President Obama announced yesterday that he is exploring executive action to place restrictions on guns. While his intentions are certainly sincere, it is also pretty clear that whatever he decides to do will be minimalist, ineffective, largely symbolic, and serve only to energize more hysterical anger on the right. I am not saying he should not take action, but only that this will be the outcome.

More important than the (in)efficacy of any restrictions the president enacts in the twilight months of his second term, are the broader implications for the political future of the county. This latest rule by executive order (fiat) underscores yet again the impotence of the system; how all pretense to democratic process is being abandoned, admittedly out of necessity, due to the complete breakdown of negotiation and compromise in congress, and likely the erosion of any shared vision of the nation across the country. If there is a shared national vision or set of shared values that underlay the “democratic system” it is well concealed.

I am using the term democratic system just for convenience here, since I view democracy as an ideal rather than a system; an ideal whose attainment has been ever elusive in US history. But the overall effects of governing by executive order will constitute a total abandonment – over time – of any remaining faith in the representative system, as well as the belief in popular sovereignty as the legitimate basis of governing authority- an 18th century article of faith centered on the primacy of reason as the defining human characteristic, and in the individual reasoning subject/citizen as the repository of rights and duties. These assumptions formed the rationale of modern representative systems and  came to be established in practice gradually over the modern period, first in the west and then globalized by imperialism.
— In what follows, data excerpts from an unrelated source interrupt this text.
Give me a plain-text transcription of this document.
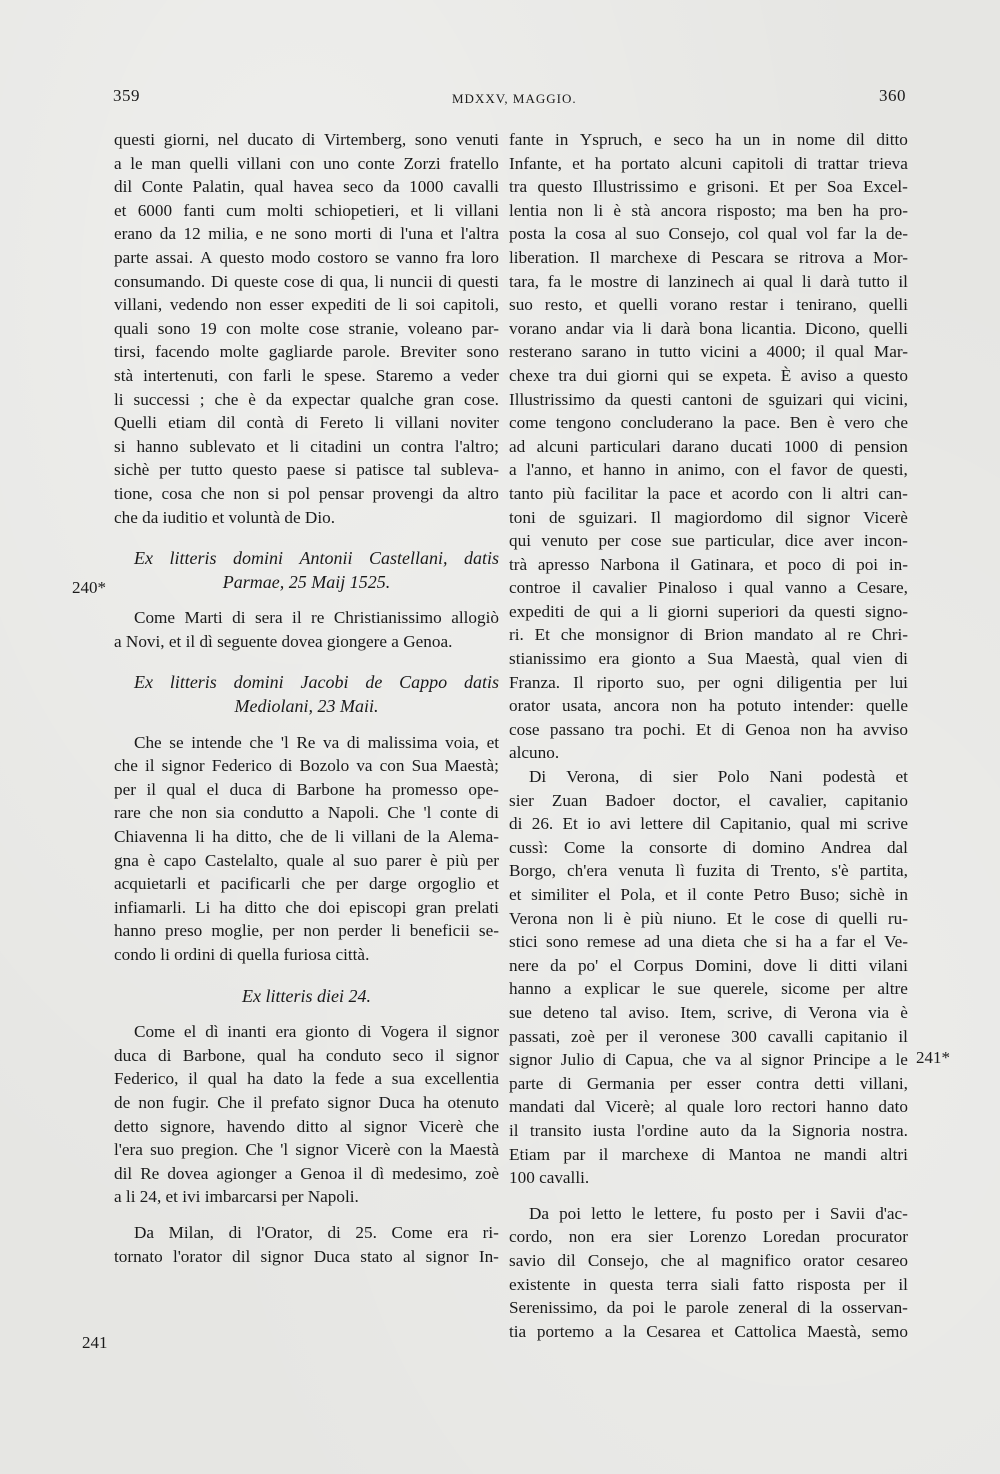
359	MDXXV, MAGGIO.	360
questi giorni, nel ducato di Virtemberg, sono venuti
a le man quelli villani con uno conte Zorzi fratello
dil Conte Palatin, qual havea seco da 1000 cavalli
et 6000 fanti cum molti schiopetieri, et li villani
erano da 12 milia, e ne sono morti di l'una et l'altra
parte assai. A questo modo costoro se vanno fra loro
consumando. Di queste cose di qua, li nuncii di questi
villani, vedendo non esser expediti de li soi capitoli,
quali sono 19 con molte cose stranie, voleano par-
tirsi, facendo molte gagliarde parole. Breviter sono
stà intertenuti, con farli le spese. Staremo a veder
li successi ; che è da expectar qualche gran cose.
Quelli etiam dil contà di Fereto li villani noviter
si hanno sublevato et li citadini un contra l'altro;
sichè per tutto questo paese si patisce tal subleva-
tione, cosa che non si pol pensar provengi da altro
che da iuditio et voluntà de Dio.
Ex litteris domini Antonii Castellani, datis
Parmae, 25 Maij 1525.
Come Marti di sera il re Christianissimo allogiò
a Novi, et il dì seguente dovea giongere a Genoa.
Ex litteris domini Jacobi de Cappo datis
Mediolani, 23 Maii.
Che se intende che 'l Re va di malissima voia, et
che il signor Federico di Bozolo va con Sua Maestà;
per il qual el duca di Barbone ha promesso ope-
rare che non sia condutto a Napoli. Che 'l conte di
Chiavenna li ha ditto, che de li villani de la Alema-
gna è capo Castelalto, quale al suo parer è più per
acquietarli et pacificarli che per darge orgoglio et
infiamarli. Li ha ditto che doi episcopi gran prelati
hanno preso moglie, per non perder li beneficii se-
condo li ordini di quella furiosa città.
Ex litteris diei 24.
Come el dì inanti era gionto di Vogera il signor
duca di Barbone, qual ha conduto seco il signor
Federico, il qual ha dato la fede a sua excellentia
de non fugir. Che il prefato signor Duca ha otenuto
detto signore, havendo ditto al signor Vicerè che
l'era suo pregion. Che 'l signor Vicerè con la Maestà
dil Re dovea agionger a Genoa il dì medesimo, zoè
a li 24, et ivi imbarcarsi per Napoli.
Da Milan, di l'Orator, di 25. Come era ri-
tornato l'orator dil signor Duca stato al signor In-
fante in Yspruch, e seco ha un in nome dil ditto
Infante, et ha portato alcuni capitoli di trattar trieva
tra questo Illustrissimo e grisoni. Et per Soa Excel-
lentia non li è stà ancora risposto; ma ben ha pro-
posta la cosa al suo Consejo, col qual vol far la de-
liberation. Il marchexe di Pescara se ritrova a Mor-
tara, fa le mostre di lanzinech ai qual li darà tutto il
suo resto, et quelli vorano restar i tenirano, quelli
vorano andar via li darà bona licantia. Dicono, quelli
resterano sarano in tutto vicini a 4000; il qual Mar-
chexe tra dui giorni qui se expeta. È aviso a questo
Illustrissimo da questi cantoni de sguizari qui vicini,
come tengono concluderano la pace. Ben è vero che
ad alcuni particulari darano ducati 1000 di pension
a l'anno, et hanno in animo, con el favor de questi,
tanto più facilitar la pace et acordo con li altri can-
toni de sguizari. Il magiordomo dil signor Vicerè
qui venuto per cose sue particular, dice aver incon-
trà apresso Narbona il Gatinara, et poco di poi in-
controe il cavalier Pinaloso i qual vanno a Cesare,
expediti de qui a li giorni superiori da questi signo-
ri. Et che monsignor di Brion mandato al re Chri-
stianissimo era gionto a Sua Maestà, qual vien di
Franza. Il riporto suo, per ogni diligentia per lui
orator usata, ancora non ha potuto intender: quelle
cose passano tra pochi. Et di Genoa non ha avviso
alcuno.
Di Verona, di sier Polo Nani podestà et
sier Zuan Badoer doctor, el cavalier, capitanio
di 26. Et io avi lettere dil Capitanio, qual mi scrive
cussì: Come la consorte di domino Andrea dal
Borgo, ch'era venuta lì fuzita di Trento, s'è partita,
et similiter el Pola, et il conte Petro Buso; sichè in
Verona non li è più niuno. Et le cose di quelli ru-
stici sono remese ad una dieta che si ha a far el Ve-
nere da po' el Corpus Domini, dove li ditti vilani
hanno a explicar le sue querele, sicome per altre
sue deteno tal aviso. Item, scrive, di Verona via è
passati, zoè per il veronese 300 cavalli capitanio il
signor Julio di Capua, che va al signor Principe a le
parte di Germania per esser contra detti villani,
mandati dal Vicerè; al quale loro rectori hanno dato
il transito iusta l'ordine auto da la Signoria nostra.
Etiam par il marchexe di Mantoa ne mandi altri
100 cavalli.
Da poi letto le lettere, fu posto per i Savii d'ac-
cordo, non era sier Lorenzo Loredan procurator
savio dil Consejo, che al magnifico orator cesareo
existente in questa terra siali fatto risposta per il
Serenissimo, da poi le parole zeneral di la osservan-
tia portemo a la Cesarea et Cattolica Maestà, semo
240*
241
241*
We are living in a “post-democratic age” and it is not clear what will follow. But the huge issues society and the world face – such as climate change and its catastrophic effects, non-state terrorism, mass immigration flows, easy access to guns amid rising violence – it is clear- cannot be left to the whims of party politics and public opinion, which are so easily manipulated, corrupted and, in the case of the public opinion particularly, woefully uninformed; a sad irony in an age of universal access to information. Those with power are going to continue to contend and act – for good or ill, and always with unintended consequences beyond their control – as they see they must, or can, sidestepping any kind of systemic constraints on power, eroding those over time in the process. Brave new world.